A lot of scripts.
Not as many scripts as industry suits read.
Those poor bastards read scripts year in, year out, 24/7.
I just read a lot of scripts over the summer.
Reading scripts over the summer though, I see mistakes continually in genre writing. It kind of makes me crazy. I wonder, reading a script that obviously falls into a definite genre, what someone was thinking abandoning the genre mid-game or, worse, pre-game?
This doesn’t just apply to scripts either. Sometimes I see it in actually produced films. The mind boggles. What were these people thinking? I try to mental block those out though. There are not that many of them and usually group frat boy stupid doesn’t get as far as the million dollar mark. Anyway —
Max’s Top Five “You Just Blew Genre” Faves —
Comedies are supposed to be funny. Opening them with a funeral and five consecutive scenes containing people sobbing inconsolably by coffins and gravestones might not be the way to go.
Action Adventure kind of depends on action. Stalling a Raiders wannabe flick in the second act with 20 pages in which characters sit in a hotel room while it rains might not play so well for the genre.
The keyword in Romantic Comedy is “romantic.” It might be wise to reconsider that plethora of fart jokes. Also, this is a date film, people. Do you really think a half hour watching a guy on screen fucking different women is going to work out on date night?
Children/Family Films are supposed to be fun for kids. Generally speaking, that means the kid should get the fun action, not the mid-life crisis dad. Another thing to think about with kid films: Little kids are going to watch these films. Are people playing with severed body parts really the way to go there?

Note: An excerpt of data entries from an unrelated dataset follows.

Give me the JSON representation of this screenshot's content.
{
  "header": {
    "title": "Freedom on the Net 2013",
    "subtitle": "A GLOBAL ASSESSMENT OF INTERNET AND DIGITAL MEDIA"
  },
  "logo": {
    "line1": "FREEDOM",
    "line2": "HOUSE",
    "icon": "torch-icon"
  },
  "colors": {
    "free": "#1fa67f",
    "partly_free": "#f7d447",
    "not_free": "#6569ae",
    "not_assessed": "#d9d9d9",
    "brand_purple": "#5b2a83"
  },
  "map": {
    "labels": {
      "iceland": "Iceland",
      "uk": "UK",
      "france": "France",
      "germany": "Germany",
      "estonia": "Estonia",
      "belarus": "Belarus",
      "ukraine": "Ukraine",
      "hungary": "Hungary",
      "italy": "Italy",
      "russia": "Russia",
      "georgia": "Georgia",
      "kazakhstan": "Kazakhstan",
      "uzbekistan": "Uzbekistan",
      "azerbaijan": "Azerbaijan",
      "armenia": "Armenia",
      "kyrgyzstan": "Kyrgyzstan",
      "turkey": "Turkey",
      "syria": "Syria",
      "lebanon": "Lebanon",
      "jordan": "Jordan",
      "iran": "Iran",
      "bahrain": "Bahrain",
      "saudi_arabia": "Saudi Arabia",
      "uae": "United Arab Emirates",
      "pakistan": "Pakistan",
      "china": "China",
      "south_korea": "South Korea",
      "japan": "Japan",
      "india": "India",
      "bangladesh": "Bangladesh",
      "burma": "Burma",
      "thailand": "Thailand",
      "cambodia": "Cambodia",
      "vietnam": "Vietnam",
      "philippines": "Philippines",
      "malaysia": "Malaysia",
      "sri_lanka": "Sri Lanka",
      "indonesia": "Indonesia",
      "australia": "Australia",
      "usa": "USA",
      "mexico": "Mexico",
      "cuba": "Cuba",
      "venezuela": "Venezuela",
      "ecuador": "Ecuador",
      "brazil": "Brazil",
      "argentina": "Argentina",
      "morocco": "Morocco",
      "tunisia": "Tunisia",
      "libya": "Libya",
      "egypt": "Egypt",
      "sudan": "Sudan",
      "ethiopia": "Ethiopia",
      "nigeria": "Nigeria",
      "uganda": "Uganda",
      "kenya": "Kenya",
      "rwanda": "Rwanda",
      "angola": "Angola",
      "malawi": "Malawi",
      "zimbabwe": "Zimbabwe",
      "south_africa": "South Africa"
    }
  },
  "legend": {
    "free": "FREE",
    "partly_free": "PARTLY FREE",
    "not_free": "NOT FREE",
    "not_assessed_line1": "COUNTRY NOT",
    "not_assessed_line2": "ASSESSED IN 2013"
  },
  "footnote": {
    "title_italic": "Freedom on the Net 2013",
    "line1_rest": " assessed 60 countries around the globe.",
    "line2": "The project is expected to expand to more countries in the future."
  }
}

Serial Killers have been fascinating audiences for years. What is supposed to be fascinating and freaky about serial killers however is the serial killer – not the script writer who refers to decomposed bodies and evisceration as “sexy” in scene description. Rule to the wise: What characters say? Is the character talking. What scene description says? Is the writer talking. And every reader knows the difference.